Note that kgml2sif indicates that there are multi-edges in p53_signaling_pathway.xml (see p53_signaling_pathway-multi.sif):

TP53    activation_PPrel    MDM2
TP53    expression_GErel    MDM2

When processing p53_signaling_pathway.xml, kgml2sif identifies two edges linking TP53 to MDM2. Theses two edges are therefore multi-edges. However, they are not considered invalid by kgml2sif since it can not determine if one of them is wrong, or which is the most relevant, or if they are both meaningful (kgml2sif is not a human expert able to perform such judgments).

Consequently, because these edges are not considered invalid by kgml2sif, they are left inside the output SIF file and the user is warned about the presence of such edges.

The KGML file format

KGML stands for KEGG Markup Language. It is an XML representation of KEGG pathways and is a file format in which KEGG pathways can be downloaded, either from KEGG Pathway itself or using the KEGG API.

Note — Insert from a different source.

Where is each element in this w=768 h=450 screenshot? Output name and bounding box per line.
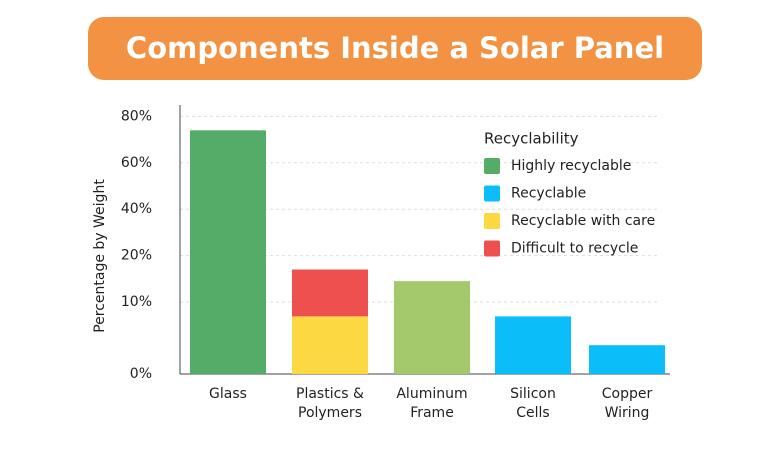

For full explanations about the KGML file format see https://www.kegg.jp/kegg/xml/docs/.

The SIF file format

In a SIF file encoding a network, each line encodes an edge as follows:

source \t interaction \t target

Note that the field separator is the tabulation: the SIF file format is the tab-separated values format (TSV) with exactly 3 columns.

For example, the edge representing the activation of RAF1 by HRAS is a line of a SIF file encoded as follows:

HRAS \t activation \t RAF1